Таково было положение дел, когда король Сигизмунд Венгерский воззвал к христианской Европе вступить в союз против турецкой угрозы. Венеция, несмотря на былые разногласия с Венгрией, ответила, по крайней мере, предоставив свой черноморский флот. К несчастью, не многие государства Европы откликнулись на призыв — со всего континента набралось каких-то 60 000 человек. И хотя с ними был цвет французского рыцарства, именно его самоуверенность и недисциплинированность больше, чем что-либо другое, послужила причиной неудачи этого похода. Перед битвой они похвалялись, что если даже небо упадет на них, они поднимут его на копья, но перед султаном Баязетом не устояли. Подтвердив свое прозвище Йилдерим (Молния), он успел подготовиться к подходу европейского войска. Когда те подошли к Никополю на Дунае, он уже встречал их. 28 сентября 1396 года произошла короткая и кровавая битва. Еще более кровавым стало ее продолжение, когда 10 000 французских пленников обезглавили в присутствии султана. Сам Сигизмунд и те, кто спаслись из боя, бежали на венецианских судах. Очевидец из Германии, Иоганн Шильтбергер, чья молодость спасла его в плену от казни, рассказал, что когда эти суда проходили через Дарданеллы, его вместе с тремя сотнями оставленных в живых пленников выстроили на берегу и заставили смеяться над побежденным королем.
Роль Венеции в этой истории героизмом не отличается. Сама битва у Никополя осталась в истории как переломный момент, в котором большая часть стран Западной Европы не смогла договориться между собой перед угрозой турецкого нашествия, которое Европа ощутит через сто с лишним лет. Невероятно, но умирающая Византийская империя просуществовала еще 57 лет, уже не как щит, а скорее как помеха. Мануил обязался построить в своей столице мечеть и учредить мусульманский суд для приверженцев ислама, но высших священников христианской церкви турки не трогали. Казалось, опасность грозила Венеции, одной Венеции. Не обладая ни средствами, ни темпераментом для ведения крестовых походов, венецианцам оставалось только защищать от посягательств свои интересы. Но при этом они защищали Европу.

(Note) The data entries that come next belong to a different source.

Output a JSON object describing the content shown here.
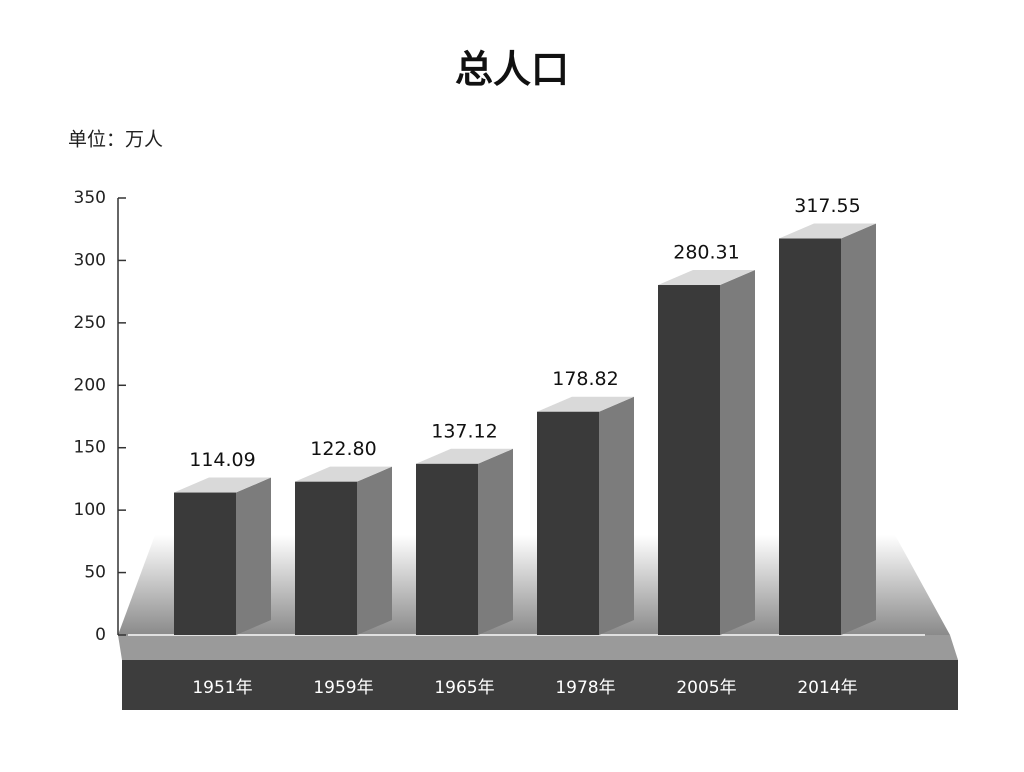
{
  "chart_data": {
    "type": "bar3d",
    "title": "总人口",
    "unit_label": "单位：万人",
    "categories": [
      "1951年",
      "1959年",
      "1965年",
      "1978年",
      "2005年",
      "2014年"
    ],
    "values": [
      114.09,
      122.8,
      137.12,
      178.82,
      280.31,
      317.55
    ],
    "value_labels": [
      "114.09",
      "122.80",
      "137.12",
      "178.82",
      "280.31",
      "317.55"
    ],
    "color": "#3a3a3a",
    "ylim": [
      0,
      350
    ],
    "yticks": [
      0,
      50,
      100,
      150,
      200,
      250,
      300,
      350
    ],
    "grid": false
  }
}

Те же средства, порой весьма неприглядного свойства, что позволяли Венеции расширять свои владения в Восточном Средиземноморье, отличали и ее политику в Италии, причем с тем же успехом. Давний враг, Франческо да Каррара, хоть и присмирел после падения Генуи и сдачи Тревизо герцогу Леопольду Австрийскому, нисколько не утратил своей свирепости. Он так и не дождался, вопреки своим надеждам, поражения Венеции, но республика была потрясена, устрашена и унижена. Каррара обнаружил, что легко мог бы подчинить себе венецианские владения на terra firma и выйти из Генуэзской войны богаче, чем вступил в нее. Конечно, вскоре он этим и занялся, и в 1382 году он осадил Тревизо.

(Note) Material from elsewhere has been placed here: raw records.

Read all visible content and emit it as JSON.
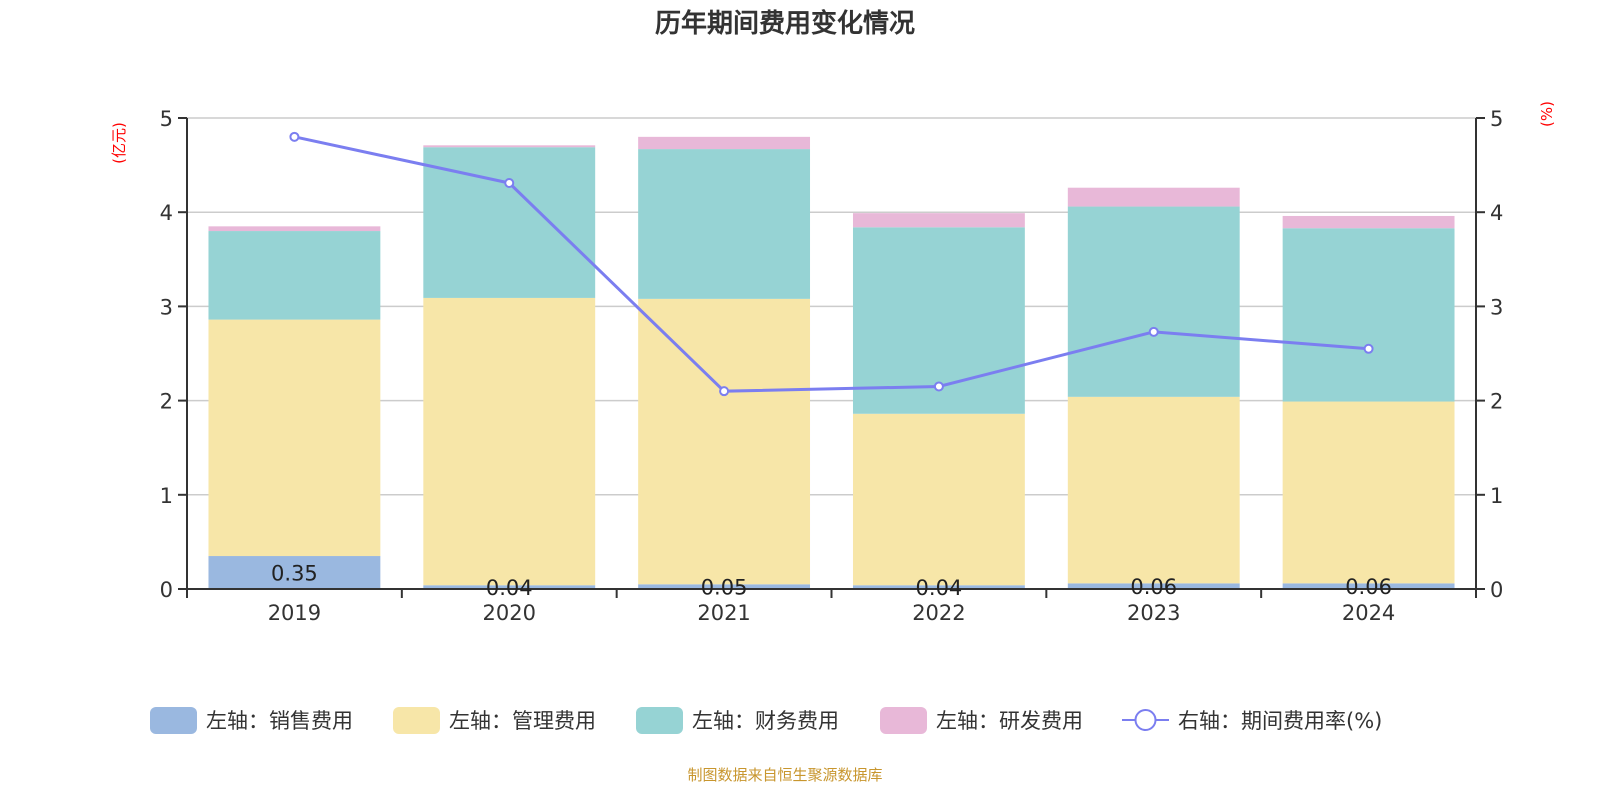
{
  "chart_data": {
    "type": "bar",
    "title": "历年期间费用变化情况",
    "categories": [
      "2019",
      "2020",
      "2021",
      "2022",
      "2023",
      "2024"
    ],
    "left_axis": {
      "unit_label": "(亿元)",
      "ylim": [
        0,
        5
      ],
      "ticks": [
        "0",
        "1",
        "2",
        "3",
        "4",
        "5"
      ]
    },
    "right_axis": {
      "unit_label": "(%)",
      "ylim": [
        0,
        5
      ],
      "ticks": [
        "0",
        "1",
        "2",
        "3",
        "4",
        "5"
      ]
    },
    "grid": true,
    "stacked": true,
    "series": [
      {
        "name": "左轴：销售费用",
        "type": "bar",
        "axis": "left",
        "color": "#9ab8e0",
        "values": [
          0.35,
          0.04,
          0.05,
          0.04,
          0.06,
          0.06
        ],
        "labels": [
          "0.35",
          "0.04",
          "0.05",
          "0.04",
          "0.06",
          "0.06"
        ]
      },
      {
        "name": "左轴：管理费用",
        "type": "bar",
        "axis": "left",
        "color": "#f7e6a8",
        "values": [
          2.51,
          3.05,
          3.03,
          1.82,
          1.98,
          1.93
        ]
      },
      {
        "name": "左轴：财务费用",
        "type": "bar",
        "axis": "left",
        "color": "#96d3d4",
        "values": [
          0.94,
          1.6,
          1.59,
          1.98,
          2.02,
          1.84
        ]
      },
      {
        "name": "左轴：研发费用",
        "type": "bar",
        "axis": "left",
        "color": "#e8b8d8",
        "values": [
          0.05,
          0.02,
          0.13,
          0.15,
          0.2,
          0.13
        ]
      },
      {
        "name": "右轴：期间费用率(%)",
        "type": "line",
        "axis": "right",
        "color": "#7b7ef0",
        "values": [
          4.8,
          4.31,
          2.1,
          2.15,
          2.73,
          2.55
        ]
      }
    ],
    "legend_position": "bottom",
    "source": "制图数据来自恒生聚源数据库"
  }
}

Результат превзошел его ожидания. Герцог Леопольд был готов принять Тревизо у венецианцев, но беспокоиться о его обороне и тратиться на нее был не готов. Он просто-напросто продал Тревизо Карраре, а заодно с ним Беллуно, Ченеду и Фельтре, то есть контроль над главными торговыми путями в Доломиты и на Тирольскую возвышенность. Все это обошлось в 100 000 дукатов — сумма для Каррары, который приобрел практически все венецианские владения на суше, смехотворная.
Если не обращаться к наемникам, услуги которых в то время были очень дороги, Венеция не располагала ничем, что заслуживало бы названия сухопутной армии. С другой стороны, у Каррары не было флота, так же как и у Генуи в ее теперешнем состоянии, не было и никакой надежды на его появление. Поэтому венецианцы решили, что, чем рисковать в войне на другом берегу лагуны, лучше обратиться на запад, где последний отпрыск некогда великой династии Скалигери, Антонио делла Скала, еще владел Вероной и Виченцей — двумя спелыми плодами, готовыми упасть к ногам. Таким образом, Венеция не стала мстить Карраре. Она предпочла подождать.

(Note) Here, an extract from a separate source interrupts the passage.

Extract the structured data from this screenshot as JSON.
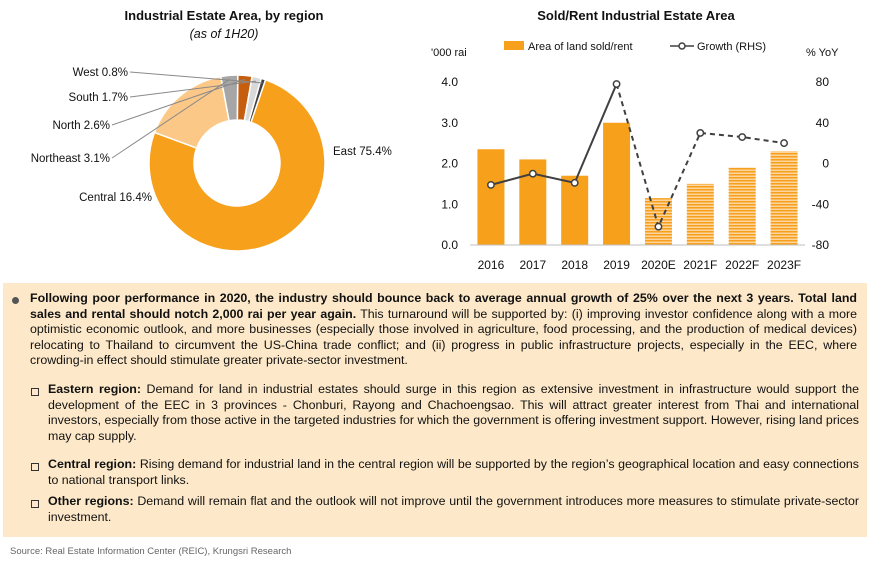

Дож Веньер с советниками дождались того, что падуанская империя дотянулась до самого Венето, до самого порога Венеции. Но они предусмотрели еще кое-что. С той же легкостью, с какой Каррара приобрел венецианские владения, его столкнули с Джаном Галеаццо Висконти, престарелым племянником Бернабо, который недавно сменил дядюшку, предположительно отравив его, и сделался повелителем Милана. Лицемер, интриган с непомерными амбициями и ненасытной жаждой власти, из всей знаменитой семьи Джан Галеаццо был самым опасным. Ссора с таким человеком рано или поздно означала войну, а война с Джаном Галеаццо Висконти означала поражение. Венеции оставалось только выждать время. Воевать с Каррарой было незачем, он сам шел к своей гибели.